O primeiro foi Mean Streets (1973), um dos primeiros filmes de Martin Scorcese e provavelmente o que mais definiu seu estilo para produções futuras, pelo menos as focadas em máfia ou criminosos. Em Little Italy, Harvey (ainda sem a característica barriga de tiozão) é Charlie Cappa, cobrador e faz-tudo para o tio, responsável pelo enquencreiro clássico Johnny Boy (Robert De Niro).

Confortável na posiçãoo que está enfrenta dilemas de família com seu relacionamento pouco bem-visto pelo seu tio enquanto aguenta as dores de cabeç que Johnny Boy lhe arruma. Filme estiloso e calmo, dosado com cenas de violência com o selo Scorcese. New York suja e barulhenta, lugar perfeito para Keitel.

 

 

 

Segui com Smoke (1995), com roteiro de Paul Auster e direção de Wayne Wang. A coisa mais bacana aqui é o roteiro de Auster, escrito com carinho em relação ao Brooklyn, bairro onde toda a ação do filme acontece.
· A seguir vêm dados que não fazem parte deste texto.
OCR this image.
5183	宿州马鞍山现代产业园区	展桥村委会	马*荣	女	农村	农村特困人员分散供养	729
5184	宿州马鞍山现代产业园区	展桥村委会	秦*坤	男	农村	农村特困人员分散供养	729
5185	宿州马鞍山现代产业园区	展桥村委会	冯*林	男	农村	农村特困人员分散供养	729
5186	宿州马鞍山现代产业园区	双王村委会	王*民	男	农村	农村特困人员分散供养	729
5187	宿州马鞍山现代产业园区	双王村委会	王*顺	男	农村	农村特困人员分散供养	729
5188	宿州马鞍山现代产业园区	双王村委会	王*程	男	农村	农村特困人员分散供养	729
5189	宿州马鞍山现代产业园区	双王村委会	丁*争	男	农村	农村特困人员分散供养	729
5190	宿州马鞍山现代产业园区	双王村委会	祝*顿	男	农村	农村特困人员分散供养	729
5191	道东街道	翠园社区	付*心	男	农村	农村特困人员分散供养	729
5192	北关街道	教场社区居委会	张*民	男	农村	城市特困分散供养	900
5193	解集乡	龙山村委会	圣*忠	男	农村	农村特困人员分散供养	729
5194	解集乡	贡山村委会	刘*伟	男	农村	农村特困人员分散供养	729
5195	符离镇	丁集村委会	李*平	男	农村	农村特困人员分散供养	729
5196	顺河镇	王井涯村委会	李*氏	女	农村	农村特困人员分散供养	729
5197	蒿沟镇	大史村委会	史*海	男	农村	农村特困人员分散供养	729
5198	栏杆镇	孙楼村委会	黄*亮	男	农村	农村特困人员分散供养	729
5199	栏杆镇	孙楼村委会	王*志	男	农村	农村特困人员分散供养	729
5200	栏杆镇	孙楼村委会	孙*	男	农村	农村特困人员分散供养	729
Ele constrói uma ótima história apenas com ações cotidianas dessas pessoas que vivem ali no planeta Brooklyn, utilizando o alter-ego Wiiliam Hurt como Paul Benjamin, um escritor amante do bairro. Harvey Keitel é o gerente de uma tabacaria de esquina, lugar de encontro de amadores de baseball e fumantes com tempo de sobra. Os melhores momentos do filme mais uma vez são de Keitel, sempre com aquela cara de durão e um sorriso para os amigos. Nas palavras de seu personagem Auggie Wren “If you can’t share your secrets with your friends then what kind of friend are you?”.

 

 

No mesmo dvd de Smoke veio Blue in the Face (1995), dessa vez Auster assume a direção junto com Wang e faz um filme de situações centrado no Brooklyn apenas dando o plot para os atores e deixando com que eles façam a cena acontecer. Na mesma esquina, Harvey Keitel repete seu personagem dessa vez carregando o filme sozinho, se bem que não é um filme propriamente dito: tem cenas documentais com moradores do bairro, relatos de acontecimentos como a ida do Dodgers para Los Angeles, coisa que deixou uma marca nos amantes de baseball do bairro.

Com participações de Jim Jarmuch, Michael J. Foz, Madonna e Lou Reed é um conjunto de crônicas sobre o Brooklyn com um olhar de quem cresceu no lugar e tem orgulho disso, neste caso Paul Auster.

Três filmes que preencheram uma lacuna para mim em relação à obra inicial de Scorcese, os roteiros para o cinema de Auster e claro nos personagens de Keitel. Esse final de semana termino de baixar Bad Liutenant (que dizem ser o mais hardcore dos filmes dele) e fecho meu ciclo Harvey Keitel.